Senate Tries Again To Reduce Corporate Tax
The earlier version of SB 768 featured a plummet in the corporate tax rate from 6% to 3.9%, which was heavily disliked by Democrats and detached from the bill in the House. However, Senate Republicans revived the effort by voting out SB 392 from April of last year.
By ropping the corporate tax rate to 3.9%, SB 392 could reduce $490 million from the General Fund in FY 2024, subtracting 35% from what would be collected under Michigan’s present-day Income Tax Act.
However, Republicans underscored the bill could attract new business ventures in the state, as well as offering relief to small businesses that were severely handicapped by COVID-19 mandates.
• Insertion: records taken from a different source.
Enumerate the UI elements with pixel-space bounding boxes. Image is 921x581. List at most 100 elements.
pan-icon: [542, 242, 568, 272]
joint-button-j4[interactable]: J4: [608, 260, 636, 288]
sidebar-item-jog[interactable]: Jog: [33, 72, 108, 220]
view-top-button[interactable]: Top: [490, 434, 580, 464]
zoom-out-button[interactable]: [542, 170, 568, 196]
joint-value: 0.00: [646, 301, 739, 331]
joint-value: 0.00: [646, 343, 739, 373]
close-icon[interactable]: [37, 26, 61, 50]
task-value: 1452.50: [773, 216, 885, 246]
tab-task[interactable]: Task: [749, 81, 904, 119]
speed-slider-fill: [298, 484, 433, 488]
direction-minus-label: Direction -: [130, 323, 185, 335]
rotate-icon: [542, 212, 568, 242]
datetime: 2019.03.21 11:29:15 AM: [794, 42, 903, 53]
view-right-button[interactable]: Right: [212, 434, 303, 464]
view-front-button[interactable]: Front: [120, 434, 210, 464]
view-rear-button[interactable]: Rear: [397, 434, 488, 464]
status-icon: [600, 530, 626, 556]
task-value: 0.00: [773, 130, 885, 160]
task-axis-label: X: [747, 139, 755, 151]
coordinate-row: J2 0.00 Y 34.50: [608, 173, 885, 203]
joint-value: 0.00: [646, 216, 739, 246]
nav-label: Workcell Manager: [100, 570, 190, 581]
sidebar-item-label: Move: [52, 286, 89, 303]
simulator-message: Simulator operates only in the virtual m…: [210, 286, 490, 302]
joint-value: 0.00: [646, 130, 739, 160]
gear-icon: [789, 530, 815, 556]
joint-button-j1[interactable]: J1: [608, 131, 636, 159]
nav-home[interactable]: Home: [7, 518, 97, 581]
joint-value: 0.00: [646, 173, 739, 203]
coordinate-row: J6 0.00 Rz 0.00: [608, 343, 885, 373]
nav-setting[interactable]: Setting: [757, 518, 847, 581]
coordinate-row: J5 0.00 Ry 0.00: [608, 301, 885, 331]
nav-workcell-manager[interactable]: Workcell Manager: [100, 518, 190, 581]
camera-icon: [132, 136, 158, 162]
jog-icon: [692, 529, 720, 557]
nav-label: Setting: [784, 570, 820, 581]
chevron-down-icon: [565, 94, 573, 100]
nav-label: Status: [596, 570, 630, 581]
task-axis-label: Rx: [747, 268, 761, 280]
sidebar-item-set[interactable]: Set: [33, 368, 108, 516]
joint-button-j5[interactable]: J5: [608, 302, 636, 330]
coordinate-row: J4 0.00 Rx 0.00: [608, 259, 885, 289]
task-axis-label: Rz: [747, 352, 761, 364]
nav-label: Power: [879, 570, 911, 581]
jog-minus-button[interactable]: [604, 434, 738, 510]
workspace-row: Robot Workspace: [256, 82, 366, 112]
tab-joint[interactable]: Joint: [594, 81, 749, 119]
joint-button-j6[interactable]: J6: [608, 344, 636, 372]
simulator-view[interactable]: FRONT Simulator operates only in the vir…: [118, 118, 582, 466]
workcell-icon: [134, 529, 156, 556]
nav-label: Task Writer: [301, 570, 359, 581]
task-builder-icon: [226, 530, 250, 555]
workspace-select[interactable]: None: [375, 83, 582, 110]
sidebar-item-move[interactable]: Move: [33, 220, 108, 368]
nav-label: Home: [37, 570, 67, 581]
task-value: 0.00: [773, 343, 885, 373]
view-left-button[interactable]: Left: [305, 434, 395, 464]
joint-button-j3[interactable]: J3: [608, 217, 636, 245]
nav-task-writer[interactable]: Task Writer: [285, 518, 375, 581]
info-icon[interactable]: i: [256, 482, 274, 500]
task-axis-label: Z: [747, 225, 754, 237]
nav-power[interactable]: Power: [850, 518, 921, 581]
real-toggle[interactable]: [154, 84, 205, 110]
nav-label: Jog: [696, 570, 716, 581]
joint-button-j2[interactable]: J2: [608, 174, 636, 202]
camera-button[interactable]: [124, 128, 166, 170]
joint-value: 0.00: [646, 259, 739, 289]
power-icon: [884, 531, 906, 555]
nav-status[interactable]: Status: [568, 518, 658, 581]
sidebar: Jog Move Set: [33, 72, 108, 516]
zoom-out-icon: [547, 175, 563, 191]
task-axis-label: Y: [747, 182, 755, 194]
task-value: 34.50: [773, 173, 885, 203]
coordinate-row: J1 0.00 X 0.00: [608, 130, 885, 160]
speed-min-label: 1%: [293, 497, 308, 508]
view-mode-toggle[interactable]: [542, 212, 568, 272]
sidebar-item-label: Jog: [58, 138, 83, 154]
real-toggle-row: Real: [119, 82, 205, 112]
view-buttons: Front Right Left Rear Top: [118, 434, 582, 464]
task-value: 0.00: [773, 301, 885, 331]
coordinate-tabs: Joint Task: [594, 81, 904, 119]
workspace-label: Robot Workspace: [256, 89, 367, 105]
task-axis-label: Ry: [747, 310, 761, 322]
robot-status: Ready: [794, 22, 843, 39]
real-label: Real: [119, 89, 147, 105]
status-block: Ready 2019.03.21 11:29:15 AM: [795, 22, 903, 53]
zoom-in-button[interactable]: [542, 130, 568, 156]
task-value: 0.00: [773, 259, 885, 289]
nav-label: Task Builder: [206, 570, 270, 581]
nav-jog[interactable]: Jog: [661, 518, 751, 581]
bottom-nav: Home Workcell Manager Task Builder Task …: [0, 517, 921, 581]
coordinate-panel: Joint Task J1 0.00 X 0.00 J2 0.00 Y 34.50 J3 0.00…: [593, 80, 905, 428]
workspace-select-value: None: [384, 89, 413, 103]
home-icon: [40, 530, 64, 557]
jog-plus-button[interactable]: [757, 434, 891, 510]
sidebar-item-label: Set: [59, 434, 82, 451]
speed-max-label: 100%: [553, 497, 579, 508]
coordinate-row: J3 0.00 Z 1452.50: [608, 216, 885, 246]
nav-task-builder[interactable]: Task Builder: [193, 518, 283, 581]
“My bill is designed to help main street businesses throughout Michigan recover from the effects of the governor’s shutdowns while attracting new businesses and growing lucrative jobs,” said sponsor Sen. Jon Bumstead (R-Newaygo). “We can’t afford to see Michigan lose good jobs and good people to neighboring states with a lower tax rate.”
According to the Senate Fiscal Agency’s recent revenue report, the state of Michigan sent out to businesses $207.6 million more in refundable tax credits in January than it received in business taxes in January. The Corporate Income Tax brought in $145.1 million, which was more than wiped out by the $352.1 million tax credits that went out the door to some businesses under the Michigan Business Tax.